Influenza A viruses (IAV) are serious threats to human health, causing a contagious respiratory disease. I study the interaction between IAV polymerase and a cellular protein Rab11a, which is needed for successful transport of the IAV genome to the cell plasma membrane, where new virions assemble.
We use cryo-3D-SIM to observe the location of fluorescently tagged IAV polymerase in the cytoplasm of infected cells expressing fluorescently tagged Rab11a. We also study how IAV remodels the cytoplasmic architecture of infected cells using cryo-soft X-ray tomography. Together these techniques will ultimately expand our knowledge of host and virus biology both at the level of cell ultrastructure and in molecular detail.
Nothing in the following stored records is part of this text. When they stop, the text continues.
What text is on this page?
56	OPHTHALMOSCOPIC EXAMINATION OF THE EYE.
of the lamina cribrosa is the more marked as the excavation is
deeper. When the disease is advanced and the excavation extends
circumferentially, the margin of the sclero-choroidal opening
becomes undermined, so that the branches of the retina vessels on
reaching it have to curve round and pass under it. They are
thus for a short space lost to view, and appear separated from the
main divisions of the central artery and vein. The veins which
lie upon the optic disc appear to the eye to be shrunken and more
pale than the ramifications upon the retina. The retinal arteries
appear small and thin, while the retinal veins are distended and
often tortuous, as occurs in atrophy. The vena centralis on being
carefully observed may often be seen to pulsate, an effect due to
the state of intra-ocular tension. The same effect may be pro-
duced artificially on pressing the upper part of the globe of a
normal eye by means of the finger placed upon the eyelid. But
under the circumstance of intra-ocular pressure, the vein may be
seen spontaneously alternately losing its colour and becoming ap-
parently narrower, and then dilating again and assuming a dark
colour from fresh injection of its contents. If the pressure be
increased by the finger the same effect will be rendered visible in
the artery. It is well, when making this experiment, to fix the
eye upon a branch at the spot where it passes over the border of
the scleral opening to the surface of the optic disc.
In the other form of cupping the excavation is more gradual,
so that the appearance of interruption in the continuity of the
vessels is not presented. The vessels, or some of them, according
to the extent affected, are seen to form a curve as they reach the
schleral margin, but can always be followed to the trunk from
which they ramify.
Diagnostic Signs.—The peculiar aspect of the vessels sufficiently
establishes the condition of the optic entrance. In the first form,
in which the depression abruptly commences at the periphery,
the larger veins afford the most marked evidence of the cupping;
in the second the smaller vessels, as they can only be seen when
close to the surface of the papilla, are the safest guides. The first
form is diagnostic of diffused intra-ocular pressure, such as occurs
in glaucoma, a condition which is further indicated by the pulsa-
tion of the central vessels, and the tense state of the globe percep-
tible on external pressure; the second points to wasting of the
Ninety percent of people that possess a life-long herpes simplex virus (HSV) infection are completely unaware of it. The other ten percent exhibit mild or severe symptoms of viral inflammation. Our research aims to uncover the mechanisms behind virus production in human cells. We are specifically interested in how the virus remodels cellular architecture to assemble its envelope (the outer layer of the virus).
The multi-modal imaging capabilities at B24 are central to our research strategy. We use cryo-3D-SIM to observe the localization of the virus in different organelles at super resolution and we study alterations in the structure of these organelles using cryo-soft X-ray tomography. Together these techniques provide a new method to study the complicated interplay between viral and cellular machinery during virus propagation.
This PhD project is a collaboration between B24 and the Department of Pathology, University of Cambridge (Dr Stephen Graham and Dr Colin Crump).
Nina is currently completing her masters year in industry at Diamond. Her research is focused on Candida glabrata.
Candida species are common fungal inhabitants of human tissues, but as opportunistic pathogens they can cause superficial or systemic infections under certain conditions, such as when an individual is immunocompromised. Systemic infections have high mortality rates, and whilst Candida glabrata is only the 2nd most common cause of Candidiasis after Candida albicans, C. glabrata is causing an increasing number of infections which are proving difficult to treat due to resistance to commonly used antifungals.
Nina will be using the correlative imaging facilities at B24 to monitor the process by which blood cells interact with C. glabrata, with particular focus on the abnormal phagocytosis process that occurs. Nina will be studying how blood cells act to clear C. glabrata infections, using an infection model of Drosophila melanogaster haemocytes, and comparing this to their response to other fungal species.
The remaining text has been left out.